В двадцать три года в этом решительно нельзя быть уверенным. Ну никак нельзя, несмотря на всю любовь к «Игорешке» и желание быть как Ирка.

Впрочем, может, Бог и простит. Он-то как раз терпеливый.

Волшебный пес

Зимой всегда нелегко, гораздо хуже, чем летом. Дня нет. Мы встаем в темноте, будим детей, чтобы отправить в школу и в институт, а они не встают – ночь на дворе. Мы по нескольку раз вламываемся в их комнаты, стягиваем одеяла, потряхиваем, пощекочиваем, поглаживаем, а дело ни с места, а время идет, а за окнами ночь, а ехать надо и уже опаздываем. Когда мы начинаем покрикивать и повизгивать, нога за ногу, кое-как, с большим трудом, зевая до слез и натыкаясь на стены, они по очереди волокутся в ванную, а потом, понуро ссутулившись, сидят за столом, болтая ложками в чашках, и никакие уговоры, что нужно непременно позавтракать, да еще быстро, не помогают – не могут они ночью завтракать, не хотят.

Мы возвращаемся домой в темноте – дня как будто не было!.. Кругом горит электрический свет, и, где не успели задернуть шторы, в окна лезет ночь, непроглядная, твердая и холодная, как гранитная скала. Чтобы не видеть скалу, нужно скорей, скорей задвинуть шторы и хорошо бы еще свечи зажечь, чтобы живое пламя потеснило немного электрический свет, но какие тут свечи!.. Нужно быстро готовить ужин, быстро его съесть, быстро выслушивать истории и быстро проверять уроки, ночь на дворе!..

Из-за постоянной ночи все, с одной стороны, какие-то вялые и ненатуральные, как помидоры в вакуумной упаковке, с другой – раздражительные, взрывоопасные, не приставай, не влезай, будет только хуже!..

На дорогах грязь, на сапогах белые разводы, на лицах зеленоватая бледность, на тротуарах скользкая мерзость, в пакете невкусная еда, на работе несделанные дела, на душе темнота.

…А что делать? Климат такой…

Получается маета, отсутствие смысла, никакого просвета, бодрости тоже никакой, и ждать, в общем, нечего – весна еще когда-а-а придет! И кто ее знает, может, вообще не придет.

И вдруг у нас собака пропала.

Позвонила сестра, и я даже не сразу узнала ее голос. Этот самый голос сказал, что на участке никого нет, пусто. Инка даже не сразу поняла, что случилось, и некоторое время бессмысленно слонялась в дневных угасающих сумерках и заглядывала под каждый куст. Но и под кустами никого не было!..

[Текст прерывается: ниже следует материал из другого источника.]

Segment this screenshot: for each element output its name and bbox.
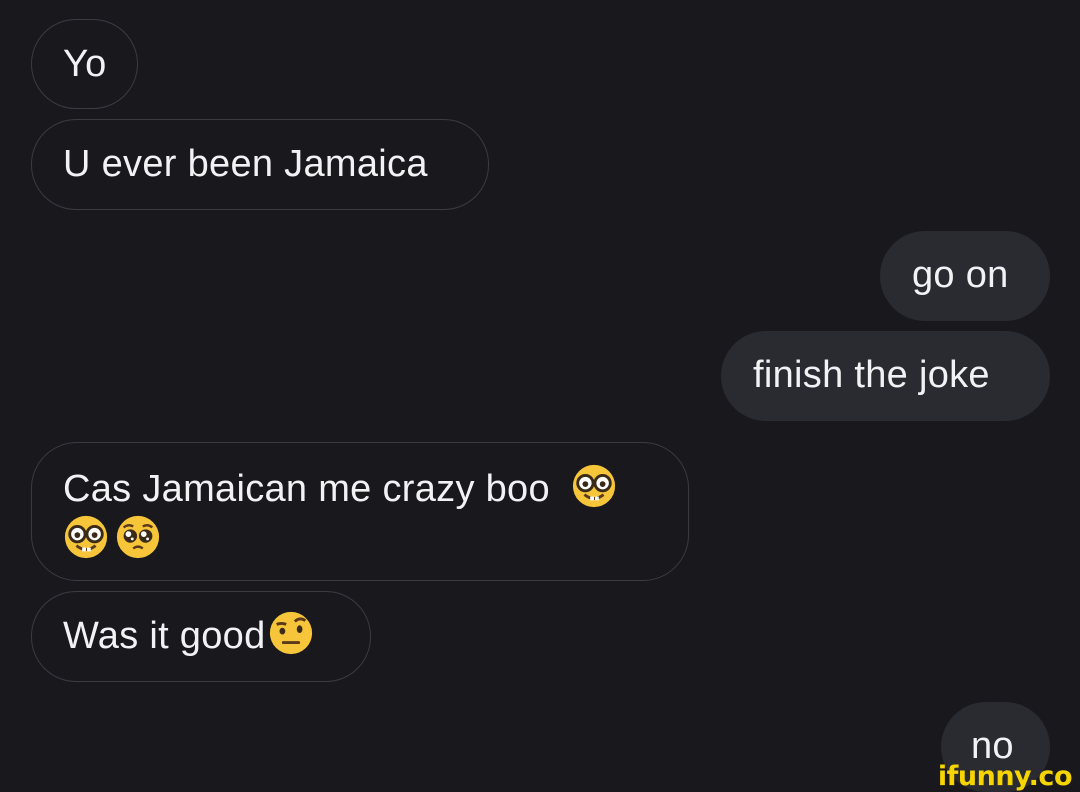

Все дело в том, что наш пес живет под кустом. Пса зовут Микимото – ну, потому что так зовут! – и он самурай по происхождению и по сути. Порода называется акита. Мы взяли его летом, когда светило солнце, и день еще был, и тепло тоже было, и солнце светило вовсю, и кусты были плотные, упругие, во все стороны растопырившие ветки. Наш щенок прекрасно доехал аж от самой Дубны, где проживал до нашего появления в его жизни с братьями, сестрами и хозяйкой Аней, и уже здесь, у нас, обойдя участок по периметру, выбрал себе куст пораскидистей и в нем поселился.

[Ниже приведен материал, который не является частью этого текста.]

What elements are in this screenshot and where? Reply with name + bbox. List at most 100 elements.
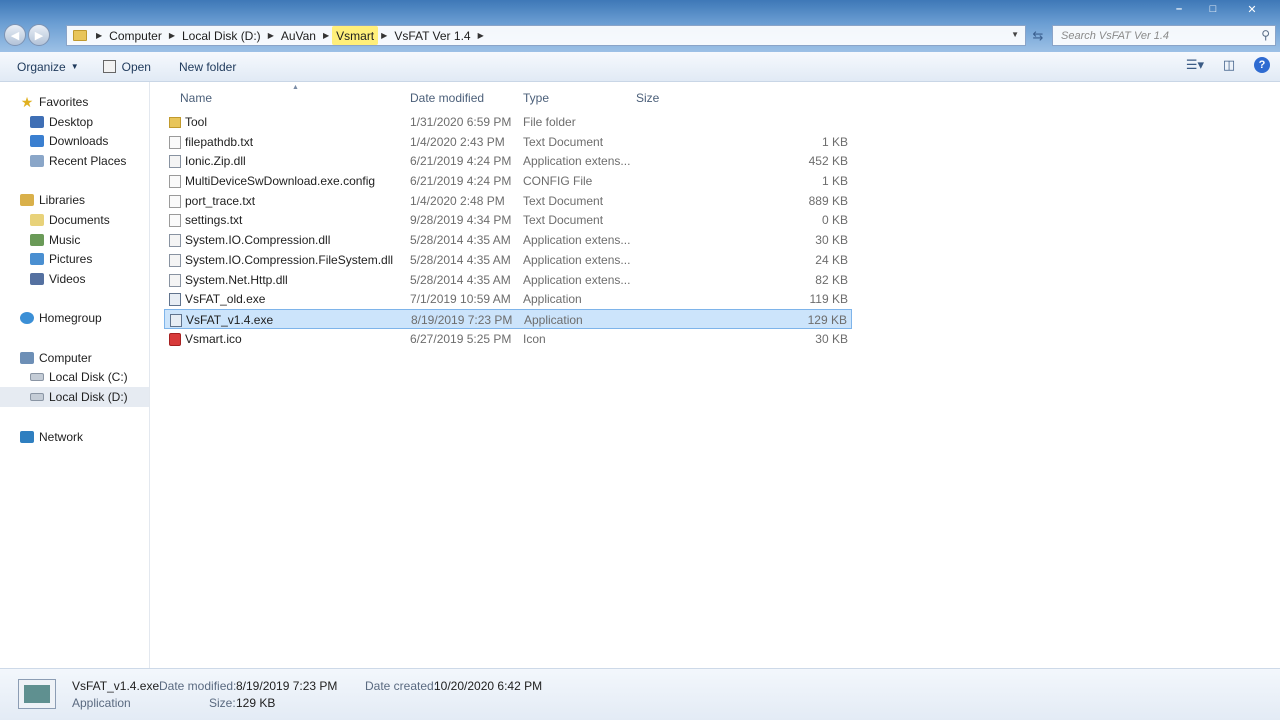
sidebar-item-computer[interactable]: Computer — [0, 348, 149, 368]
maximize-button[interactable]: □ — [1198, 0, 1228, 18]
file-name: port_trace.txt — [185, 193, 256, 208]
sidebar-item-music[interactable]: Music — [0, 230, 149, 250]
sidebar-item-pictures[interactable]: Pictures — [0, 250, 149, 270]
search-input[interactable]: Search VsFAT Ver 1.4 ⚲ — [1052, 25, 1276, 46]
icon-file-icon — [169, 332, 181, 346]
file-size: 452 KB — [808, 154, 848, 169]
new-folder-button[interactable]: New folder — [172, 55, 243, 79]
change-view-icon[interactable]: ☰▾ — [1186, 56, 1204, 74]
file-size: 30 KB — [815, 233, 848, 248]
file-date: 6/21/2019 4:24 PM — [410, 154, 512, 169]
chevron-right-icon[interactable]: ▶ — [378, 31, 390, 40]
file-name: Ionic.Zip.dll — [185, 154, 246, 169]
preview-pane-icon[interactable]: ◫ — [1220, 56, 1238, 74]
back-arrow-icon[interactable]: ◀ — [4, 24, 26, 46]
file-name: Vsmart.ico — [185, 331, 242, 346]
sidebar-label: Favorites — [39, 94, 89, 109]
address-dropdown-icon[interactable]: ▼ — [1011, 30, 1019, 39]
sidebar-item-favorites[interactable]: ★ Favorites — [0, 92, 149, 112]
sort-ascending-icon: ▲ — [292, 84, 299, 91]
sidebar-label: Computer — [39, 350, 92, 365]
file-row[interactable]: MultiDeviceSwDownload.exe.config 6/21/20… — [164, 171, 852, 191]
downloads-icon — [30, 135, 44, 148]
window-controls: – □ ✕ — [1164, 0, 1272, 18]
file-row[interactable]: VsFAT_old.exe 7/1/2019 10:59 AM Applicat… — [164, 289, 852, 309]
text-file-icon — [169, 135, 181, 149]
file-row[interactable]: filepathdb.txt 1/4/2020 2:43 PM Text Doc… — [164, 132, 852, 152]
close-button[interactable]: ✕ — [1232, 0, 1272, 18]
sidebar-item-videos[interactable]: Videos — [0, 269, 149, 289]
file-row[interactable]: settings.txt 9/28/2019 4:34 PM Text Docu… — [164, 210, 852, 230]
chevron-right-icon[interactable]: ▶ — [320, 31, 332, 40]
breadcrumb-local-disk-d[interactable]: Local Disk (D:) — [178, 26, 265, 45]
chevron-right-icon[interactable]: ▶ — [475, 31, 487, 40]
nav-buttons: ◀ ▶ — [4, 24, 50, 46]
file-date: 9/28/2019 4:34 PM — [410, 213, 512, 228]
sidebar-item-homegroup[interactable]: Homegroup — [0, 309, 149, 329]
chevron-right-icon[interactable]: ▶ — [93, 31, 105, 40]
search-placeholder: Search VsFAT Ver 1.4 — [1061, 29, 1170, 42]
column-header-name[interactable]: Name — [180, 91, 212, 105]
organize-button[interactable]: Organize ▼ — [10, 55, 86, 79]
dll-file-icon — [169, 253, 181, 267]
file-date: 5/28/2014 4:35 AM — [410, 252, 511, 267]
recent-places-icon — [30, 154, 44, 167]
dll-file-icon — [169, 155, 181, 169]
sidebar-item-documents[interactable]: Documents — [0, 210, 149, 230]
star-icon: ★ — [20, 93, 34, 110]
file-list: Tool 1/31/2020 6:59 PM File folder filep… — [164, 112, 852, 348]
breadcrumb-vsfat-ver[interactable]: VsFAT Ver 1.4 — [390, 26, 474, 45]
open-button[interactable]: Open — [96, 55, 158, 79]
sidebar-item-libraries[interactable]: Libraries — [0, 190, 149, 210]
column-header-date[interactable]: Date modified — [410, 91, 484, 105]
sidebar-label: Documents — [49, 212, 110, 227]
column-header-type[interactable]: Type — [523, 91, 549, 105]
sidebar-item-network[interactable]: Network — [0, 427, 149, 447]
file-name: MultiDeviceSwDownload.exe.config — [185, 174, 376, 189]
sidebar-item-disk-d[interactable]: Local Disk (D:) — [0, 387, 149, 407]
file-row[interactable]: System.IO.Compression.dll 5/28/2014 4:35… — [164, 230, 852, 250]
sidebar-item-recent-places[interactable]: Recent Places — [0, 151, 149, 171]
folder-icon — [73, 30, 87, 41]
search-icon[interactable]: ⚲ — [1261, 28, 1270, 42]
sidebar-item-disk-c[interactable]: Local Disk (C:) — [0, 368, 149, 388]
documents-icon — [30, 213, 44, 226]
details-size-value: 129 KB — [236, 696, 276, 710]
sidebar-item-downloads[interactable]: Downloads — [0, 131, 149, 151]
forward-arrow-icon[interactable]: ▶ — [28, 24, 50, 46]
dll-file-icon — [169, 273, 181, 287]
minimize-button[interactable]: – — [1164, 0, 1194, 18]
refresh-icon[interactable]: ⇆ — [1028, 25, 1048, 46]
chevron-right-icon[interactable]: ▶ — [265, 31, 277, 40]
sidebar-label: Local Disk (C:) — [49, 370, 128, 385]
file-row-selected[interactable]: VsFAT_v1.4.exe 8/19/2019 7:23 PM Applica… — [164, 308, 852, 329]
music-icon — [30, 233, 44, 246]
file-row[interactable]: Ionic.Zip.dll 6/21/2019 4:24 PM Applicat… — [164, 151, 852, 171]
hard-disk-icon — [30, 373, 44, 382]
file-row[interactable]: Tool 1/31/2020 6:59 PM File folder — [164, 112, 852, 132]
sidebar-item-desktop[interactable]: Desktop — [0, 112, 149, 132]
details-modified-value: 8/19/2019 7:23 PM — [236, 679, 338, 693]
file-row[interactable]: System.IO.Compression.FileSystem.dll 5/2… — [164, 250, 852, 270]
file-name: System.IO.Compression.dll — [185, 233, 331, 248]
file-date: 5/28/2014 4:35 AM — [410, 233, 511, 248]
chevron-right-icon[interactable]: ▶ — [166, 31, 178, 40]
details-kind: Application — [72, 696, 131, 710]
column-header-size[interactable]: Size — [636, 91, 659, 105]
file-row[interactable]: Vsmart.ico 6/27/2019 5:25 PM Icon 30 KB — [164, 329, 852, 349]
file-name: settings.txt — [185, 213, 243, 228]
address-bar[interactable]: ▶ Computer ▶ Local Disk (D:) ▶ AuVan ▶ V… — [66, 25, 1026, 46]
help-icon[interactable]: ? — [1254, 57, 1270, 73]
breadcrumb-auvan[interactable]: AuVan — [277, 26, 320, 45]
file-row[interactable]: System.Net.Http.dll 5/28/2014 4:35 AM Ap… — [164, 270, 852, 290]
file-size: 129 KB — [807, 312, 847, 327]
breadcrumb-vsmart[interactable]: Vsmart — [332, 26, 379, 45]
title-bar: – □ ✕ ◀ ▶ ▶ Computer ▶ Local Disk (D:) ▶… — [0, 0, 1280, 52]
folder-icon — [169, 117, 181, 128]
file-row[interactable]: port_trace.txt 1/4/2020 2:48 PM Text Doc… — [164, 191, 852, 211]
details-size-label: Size: — [209, 696, 236, 710]
breadcrumb-computer[interactable]: Computer — [105, 26, 166, 45]
file-size: 24 KB — [815, 252, 848, 267]
view-controls: ☰▾ ◫ ? — [1186, 56, 1270, 74]
config-file-icon — [169, 175, 181, 189]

Никакие уговоры – в будке, мол, гораздо лучше, суше, выше и вообще как-то цивилизованней для собаки – на него не действовали. Он самурай!.. Он спит на земле, ему наплевать на дождь, и его не интересуют такие мелочи, как жара, холод или удобства. Он не мелочится.

Он всегда всем доволен и очень рад нас видеть. Заслышав знакомую машину, он скручивает в бублик толстый, пушистый и раскидистый хвост и бежит встречать. Дождаться нет никакого терпения, и пока открываются ворота, под ними торчит улыбающаяся физиономия нашего акиты, а потом нужно обязательно опустить стекло, потому что в ту же секунду, как машина въезжает на участок, Микимото кидается, бежит, догоняет и ставит лапы на дверь, и в салон просовывается лобастая башка – ребята, вы приехали?! Вот радость-то, вот молодцы!..

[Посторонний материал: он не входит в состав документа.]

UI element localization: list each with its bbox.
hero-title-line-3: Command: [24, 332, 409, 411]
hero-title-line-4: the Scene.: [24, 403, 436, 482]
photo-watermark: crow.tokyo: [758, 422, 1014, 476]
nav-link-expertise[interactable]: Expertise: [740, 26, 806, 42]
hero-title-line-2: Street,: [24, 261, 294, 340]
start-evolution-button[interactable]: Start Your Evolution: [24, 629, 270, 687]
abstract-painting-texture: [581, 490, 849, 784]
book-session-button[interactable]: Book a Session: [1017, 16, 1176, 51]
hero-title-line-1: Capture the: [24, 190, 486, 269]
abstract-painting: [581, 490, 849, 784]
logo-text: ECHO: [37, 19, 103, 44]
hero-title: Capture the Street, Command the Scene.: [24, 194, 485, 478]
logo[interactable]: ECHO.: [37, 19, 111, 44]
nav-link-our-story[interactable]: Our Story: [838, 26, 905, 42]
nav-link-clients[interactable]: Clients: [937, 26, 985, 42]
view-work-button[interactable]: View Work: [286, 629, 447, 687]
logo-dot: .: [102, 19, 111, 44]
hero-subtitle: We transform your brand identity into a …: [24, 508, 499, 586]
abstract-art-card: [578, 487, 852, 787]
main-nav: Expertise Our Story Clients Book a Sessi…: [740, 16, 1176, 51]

Он оптимист. Ему нравится непогода, впрочем, солнышко тоже нравится, он никогда не огорчается по мелочам, и его хвост бубликом то и дело мелькает тут и там. Микимото интересуется жизнью.

А тут Инка вышла – хвоста не видно, нигде не мелькает, и под кустами никого, и, самое главное, дня нет. Он то ли не начался, то ли уже закончился, и где искать самурая – непонятно, и как он исчез – непонятно тоже, и куда!.. А живем мы в старом поселке, где множество улочек, переулков, тупичков, старых дач с покосившимся штакетником. Как его искать во всей этой сумеречной дачной путанице?!

Мы со старшим сыном, не раздумывая ни секунды, поехали. Бессмысленные созвоны, бессмысленные вопросы – а ты во сколько обнаружила, что его нет? Как только вышла, так сразу и обнаружила! А в какую сторону он мог побежать? Господи, да в любую! Он же еще щенок, мало ли куда его могло увести любопытство и несгибаемый самурайский дух! А за железную дорогу он мог уйти? Ну, конечно, и вообще нужно спешить, сейчас совсем стемнеет!..

Мишка высадил меня на берегу какой-то поселковой лужицы, которая в нашей мифологии именуется озером, и я пошла по мокрой улочке, засыпанной облетевшими листьями, слегка припорошенными снегом.

…Вы не видели здесь собаку? Уши торчком и хвост бубликом! Не пробегала? Может, и пробегала, шут ее знает. Мало ли по поселку собак бегает!..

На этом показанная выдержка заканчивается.